Reste donc cette intention, qui malgré un récit que je qualifierais de trop didactique, fonctionne à plein ; et c’est là dessus que je voudrais me concentrer lorsqu’il s’agira de parler de cet ouvrage, qui tient presque de l’essai pour moi, expliquant sans doute la relative lutte qu’a été sa lecture, puisque j’ai toujours du mal avec les ouvrages plus « théoriques ». L’idée de ce roman est d’exposer comment les histoires qu’on vit, surtout par procuration, puis qu’on raconte, qu’on transmet, qui se transforment et qui nous reviennent « de la mémoire à la main, de la main à la mémoire », forgent nos cultures et nos identités. Personne ne se fait tout seul, et cielles qui nous entourent sont nos modèles, jusqu’à ce qu’on serve de modèle à cielles qui nous suivent. Ce pouvoir des histoires en temps réel me séduit et me convainc, parce qu’il explique autant qu’il permet de se prémunir contre ce qu’il dénonce tout le long de son récit ; malgré mes réservations sur la forme globale, le fond comme la structure sont absolument impeccables. Comme souvent, c’est plus une question d’incompatibilité d’humeurs qu’une réelle opposition ou un rejet en bloc, ce qui nourrit encore plus ma frustration.

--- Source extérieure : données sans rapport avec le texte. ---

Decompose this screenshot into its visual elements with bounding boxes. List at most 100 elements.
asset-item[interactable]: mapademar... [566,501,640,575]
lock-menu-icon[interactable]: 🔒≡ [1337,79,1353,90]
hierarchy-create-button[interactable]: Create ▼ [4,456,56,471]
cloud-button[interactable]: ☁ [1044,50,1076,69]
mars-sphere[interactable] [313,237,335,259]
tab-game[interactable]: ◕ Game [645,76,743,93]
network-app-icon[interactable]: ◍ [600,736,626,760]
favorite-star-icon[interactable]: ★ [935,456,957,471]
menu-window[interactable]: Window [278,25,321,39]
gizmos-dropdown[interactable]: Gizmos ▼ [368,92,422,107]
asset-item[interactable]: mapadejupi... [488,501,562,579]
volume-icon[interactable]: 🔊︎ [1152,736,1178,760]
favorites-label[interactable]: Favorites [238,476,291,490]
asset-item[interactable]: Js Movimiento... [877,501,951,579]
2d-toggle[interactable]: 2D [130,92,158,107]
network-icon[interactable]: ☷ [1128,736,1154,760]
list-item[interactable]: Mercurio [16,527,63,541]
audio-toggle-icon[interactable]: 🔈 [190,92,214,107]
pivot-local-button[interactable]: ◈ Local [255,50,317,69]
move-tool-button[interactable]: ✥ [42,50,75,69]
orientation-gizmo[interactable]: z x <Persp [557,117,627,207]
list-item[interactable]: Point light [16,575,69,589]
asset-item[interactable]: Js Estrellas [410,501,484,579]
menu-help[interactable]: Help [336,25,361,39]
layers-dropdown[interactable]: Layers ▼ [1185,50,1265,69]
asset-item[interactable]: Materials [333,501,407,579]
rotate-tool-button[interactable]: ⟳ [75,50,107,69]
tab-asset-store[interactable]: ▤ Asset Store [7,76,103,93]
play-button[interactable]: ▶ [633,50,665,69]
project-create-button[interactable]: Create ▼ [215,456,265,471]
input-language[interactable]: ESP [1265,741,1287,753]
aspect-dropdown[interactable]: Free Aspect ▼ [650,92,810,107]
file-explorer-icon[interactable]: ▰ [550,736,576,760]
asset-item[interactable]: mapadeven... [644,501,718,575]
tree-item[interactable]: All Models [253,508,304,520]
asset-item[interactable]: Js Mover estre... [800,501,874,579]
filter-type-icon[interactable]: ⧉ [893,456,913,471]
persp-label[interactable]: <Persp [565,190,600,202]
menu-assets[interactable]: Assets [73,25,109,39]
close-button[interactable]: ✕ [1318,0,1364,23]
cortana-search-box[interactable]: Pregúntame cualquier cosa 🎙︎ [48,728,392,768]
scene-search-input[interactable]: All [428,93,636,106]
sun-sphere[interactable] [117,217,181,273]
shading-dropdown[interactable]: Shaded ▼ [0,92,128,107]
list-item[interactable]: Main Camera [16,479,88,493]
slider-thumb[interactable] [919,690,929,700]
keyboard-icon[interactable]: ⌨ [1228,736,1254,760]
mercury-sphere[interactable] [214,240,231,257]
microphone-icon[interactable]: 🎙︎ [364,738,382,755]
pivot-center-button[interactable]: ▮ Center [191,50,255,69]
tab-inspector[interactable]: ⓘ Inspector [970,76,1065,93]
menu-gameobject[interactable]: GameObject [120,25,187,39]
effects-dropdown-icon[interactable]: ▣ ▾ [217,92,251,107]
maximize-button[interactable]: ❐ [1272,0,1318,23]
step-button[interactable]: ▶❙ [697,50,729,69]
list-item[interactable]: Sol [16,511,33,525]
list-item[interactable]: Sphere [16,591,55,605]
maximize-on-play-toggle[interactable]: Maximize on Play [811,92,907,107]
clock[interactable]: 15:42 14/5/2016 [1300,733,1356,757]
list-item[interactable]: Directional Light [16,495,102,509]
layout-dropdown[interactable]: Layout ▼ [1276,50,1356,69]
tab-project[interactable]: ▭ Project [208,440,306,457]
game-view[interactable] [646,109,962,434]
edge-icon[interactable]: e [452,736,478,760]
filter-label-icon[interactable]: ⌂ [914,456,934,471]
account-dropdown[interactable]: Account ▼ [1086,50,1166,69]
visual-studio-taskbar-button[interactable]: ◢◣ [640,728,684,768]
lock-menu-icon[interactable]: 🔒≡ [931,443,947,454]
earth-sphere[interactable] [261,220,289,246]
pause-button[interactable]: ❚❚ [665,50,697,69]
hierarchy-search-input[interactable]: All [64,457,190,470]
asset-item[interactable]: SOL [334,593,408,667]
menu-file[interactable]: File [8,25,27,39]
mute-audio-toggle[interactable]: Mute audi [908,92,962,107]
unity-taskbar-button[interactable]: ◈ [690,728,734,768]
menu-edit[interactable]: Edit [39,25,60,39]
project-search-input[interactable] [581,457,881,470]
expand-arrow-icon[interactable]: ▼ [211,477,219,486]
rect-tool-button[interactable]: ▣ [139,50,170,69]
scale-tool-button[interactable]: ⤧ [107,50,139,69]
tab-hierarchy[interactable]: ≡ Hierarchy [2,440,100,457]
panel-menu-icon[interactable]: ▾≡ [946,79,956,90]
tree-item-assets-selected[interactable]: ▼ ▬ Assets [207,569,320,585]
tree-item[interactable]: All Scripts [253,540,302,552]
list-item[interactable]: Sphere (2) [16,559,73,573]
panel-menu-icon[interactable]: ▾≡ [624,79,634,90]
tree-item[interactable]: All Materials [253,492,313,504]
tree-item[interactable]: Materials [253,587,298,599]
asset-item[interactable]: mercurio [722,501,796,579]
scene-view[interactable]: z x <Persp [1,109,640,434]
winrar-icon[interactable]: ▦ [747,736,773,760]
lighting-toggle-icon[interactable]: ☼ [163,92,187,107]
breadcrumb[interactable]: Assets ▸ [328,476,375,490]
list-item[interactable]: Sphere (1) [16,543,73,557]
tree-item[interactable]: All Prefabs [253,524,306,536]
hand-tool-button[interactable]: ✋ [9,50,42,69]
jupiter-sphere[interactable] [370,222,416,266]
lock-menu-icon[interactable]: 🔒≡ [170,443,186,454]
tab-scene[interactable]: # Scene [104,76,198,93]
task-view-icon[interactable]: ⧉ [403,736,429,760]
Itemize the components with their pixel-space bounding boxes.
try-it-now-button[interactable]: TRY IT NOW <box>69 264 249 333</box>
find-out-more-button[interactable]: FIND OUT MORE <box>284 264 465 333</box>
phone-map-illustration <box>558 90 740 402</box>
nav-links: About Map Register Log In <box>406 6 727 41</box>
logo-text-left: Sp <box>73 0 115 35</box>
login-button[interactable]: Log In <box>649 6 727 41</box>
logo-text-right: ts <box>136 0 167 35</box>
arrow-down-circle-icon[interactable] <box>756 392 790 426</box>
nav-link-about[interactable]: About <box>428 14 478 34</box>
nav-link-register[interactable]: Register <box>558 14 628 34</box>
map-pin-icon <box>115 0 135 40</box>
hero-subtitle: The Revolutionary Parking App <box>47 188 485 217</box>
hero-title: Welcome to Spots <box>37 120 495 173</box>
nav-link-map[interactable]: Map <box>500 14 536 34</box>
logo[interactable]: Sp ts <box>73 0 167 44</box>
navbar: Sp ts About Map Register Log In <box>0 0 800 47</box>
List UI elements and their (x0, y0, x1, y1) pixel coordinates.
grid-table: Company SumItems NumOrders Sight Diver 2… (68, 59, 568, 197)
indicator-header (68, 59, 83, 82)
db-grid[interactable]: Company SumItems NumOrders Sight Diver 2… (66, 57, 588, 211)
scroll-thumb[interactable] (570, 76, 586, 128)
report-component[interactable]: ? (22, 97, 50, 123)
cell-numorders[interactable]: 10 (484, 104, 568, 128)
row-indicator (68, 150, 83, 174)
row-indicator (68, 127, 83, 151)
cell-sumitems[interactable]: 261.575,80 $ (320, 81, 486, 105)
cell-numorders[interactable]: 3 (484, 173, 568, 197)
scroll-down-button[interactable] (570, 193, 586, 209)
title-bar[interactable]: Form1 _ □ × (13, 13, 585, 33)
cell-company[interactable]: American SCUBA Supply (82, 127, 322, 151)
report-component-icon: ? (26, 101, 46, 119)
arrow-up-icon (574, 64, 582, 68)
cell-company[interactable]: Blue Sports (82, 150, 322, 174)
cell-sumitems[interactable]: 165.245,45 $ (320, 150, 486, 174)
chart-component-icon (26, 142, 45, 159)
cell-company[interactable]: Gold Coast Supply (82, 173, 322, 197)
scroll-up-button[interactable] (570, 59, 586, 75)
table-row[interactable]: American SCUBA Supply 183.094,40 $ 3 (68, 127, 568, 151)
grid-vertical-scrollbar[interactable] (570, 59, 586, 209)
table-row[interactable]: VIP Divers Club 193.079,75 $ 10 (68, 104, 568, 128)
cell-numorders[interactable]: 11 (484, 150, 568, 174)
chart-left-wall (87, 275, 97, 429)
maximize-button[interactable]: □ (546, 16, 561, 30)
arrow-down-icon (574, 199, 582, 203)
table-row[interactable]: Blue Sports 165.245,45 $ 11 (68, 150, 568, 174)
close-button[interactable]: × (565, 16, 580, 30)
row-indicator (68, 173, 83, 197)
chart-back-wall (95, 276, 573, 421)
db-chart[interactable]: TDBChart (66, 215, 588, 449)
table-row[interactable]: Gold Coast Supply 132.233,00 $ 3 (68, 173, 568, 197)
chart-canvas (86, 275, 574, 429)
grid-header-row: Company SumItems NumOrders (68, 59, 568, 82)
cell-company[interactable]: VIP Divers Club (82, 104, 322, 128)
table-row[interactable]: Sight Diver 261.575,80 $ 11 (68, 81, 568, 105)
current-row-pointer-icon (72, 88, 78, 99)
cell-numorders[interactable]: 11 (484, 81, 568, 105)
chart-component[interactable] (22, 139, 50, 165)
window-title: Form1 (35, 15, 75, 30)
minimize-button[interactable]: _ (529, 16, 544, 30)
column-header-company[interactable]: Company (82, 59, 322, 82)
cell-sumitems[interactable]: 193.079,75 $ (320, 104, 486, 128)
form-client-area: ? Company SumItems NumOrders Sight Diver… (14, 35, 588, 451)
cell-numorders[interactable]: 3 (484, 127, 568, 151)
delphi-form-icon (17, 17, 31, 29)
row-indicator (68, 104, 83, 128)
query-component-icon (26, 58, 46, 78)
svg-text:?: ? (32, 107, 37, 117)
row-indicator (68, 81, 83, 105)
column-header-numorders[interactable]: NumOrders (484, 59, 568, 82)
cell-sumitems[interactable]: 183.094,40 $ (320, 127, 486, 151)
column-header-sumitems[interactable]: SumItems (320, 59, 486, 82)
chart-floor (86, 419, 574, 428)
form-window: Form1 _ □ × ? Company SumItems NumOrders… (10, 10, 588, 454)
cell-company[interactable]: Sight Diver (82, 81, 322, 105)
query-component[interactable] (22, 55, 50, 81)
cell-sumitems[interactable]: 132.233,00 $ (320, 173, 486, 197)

Je n’ai pas passé un bon moment de lecture avec ce Chien du Forgeron, et j’en suis attristé ; mais j’ai cependant passé un excellent moment de réflexion, tout comme j’ai apprécié écrire cette chronique pour faire le tri dans mes émotions. Parce que je crois sincèrement que malgré mes réserves toutes personnelles, notamment autour de l’idée que ce roman manque cruellement de personnages un tant soit peu attachants auxquels pouvoir s’accrocher pour avoir envie de les suivre, ce roman est bon, et surtout frappe juste, dans un contexte extradiégétique éminemment propice aux réflexions qu’il mène avec une acuité mordante. Moi qui aime quand l’Imaginaire sait se faire politique et nous tendre un miroir déformant pour mieux nous montrer la réalité sous un angle inédit, je n’ai décemment pas le droit de trop me plaindre. Alors voilà, je ne peux pas vraiment dire que j’ai aimé, effectivement, la faute à une forme qui ne sied pas à ma suspension consentie de l’incrédulité ; même si j’admets sans mal que la mienne est particulièrement difficile à satisfaire. Mais pour autant, je conseille beaucoup cette lecture, parce que ce roman est fait pour cielles d’entre nous qui ont à cœur de comprendre exactement pourquoi la majorité d’entre nous est très clairement du mauvais côté de l’histoire ces derniers temps, et donc de comprendre dans quelle direction aller pour faire pencher la balance dans une configuration plus optimiste.

Au plaisir de vous recroiser.
En attendant, que votre avenir soit rempli d’étoiles. 😉

8 comments on “Le Chien du Forgeron, Camille Leboulanger

  1. Yuyine dit :

    Une critique nuancée dont on comprend bien l’intention. Je pense percevoir ce qui t’as gêné même si je n’ai pas eu l’occasion de lire ce roman, mais je reste convaincue aussi que je pourrais passer outre ces aspects.

    Aimé par 1 personne

  2. Jeanne dit :

    Ah, mince! J’avais assez envie de le lire, et je pense que je le ferai quand même… Parfois, les critiques négatives rendent encore plus curieux-se, puisqu’on se demande si ça va nous gêner autant. Parfois c’est le cas, et parfois non, pas du tout. À priori, ce que tu relèves n’est pas rédhibitoire pour moi. Mais… à priori seulement. 😉

    Aimé par 1 personne

    1. Laird Fumble dit :

      Comme je le dis dans ma conclusion, j’encourage à le lire malgré mes réserves, elles sont purement personnelles. 🙂
      Je lui souhaite toute la réussite possible, et je te souhaite qu’il te plaise.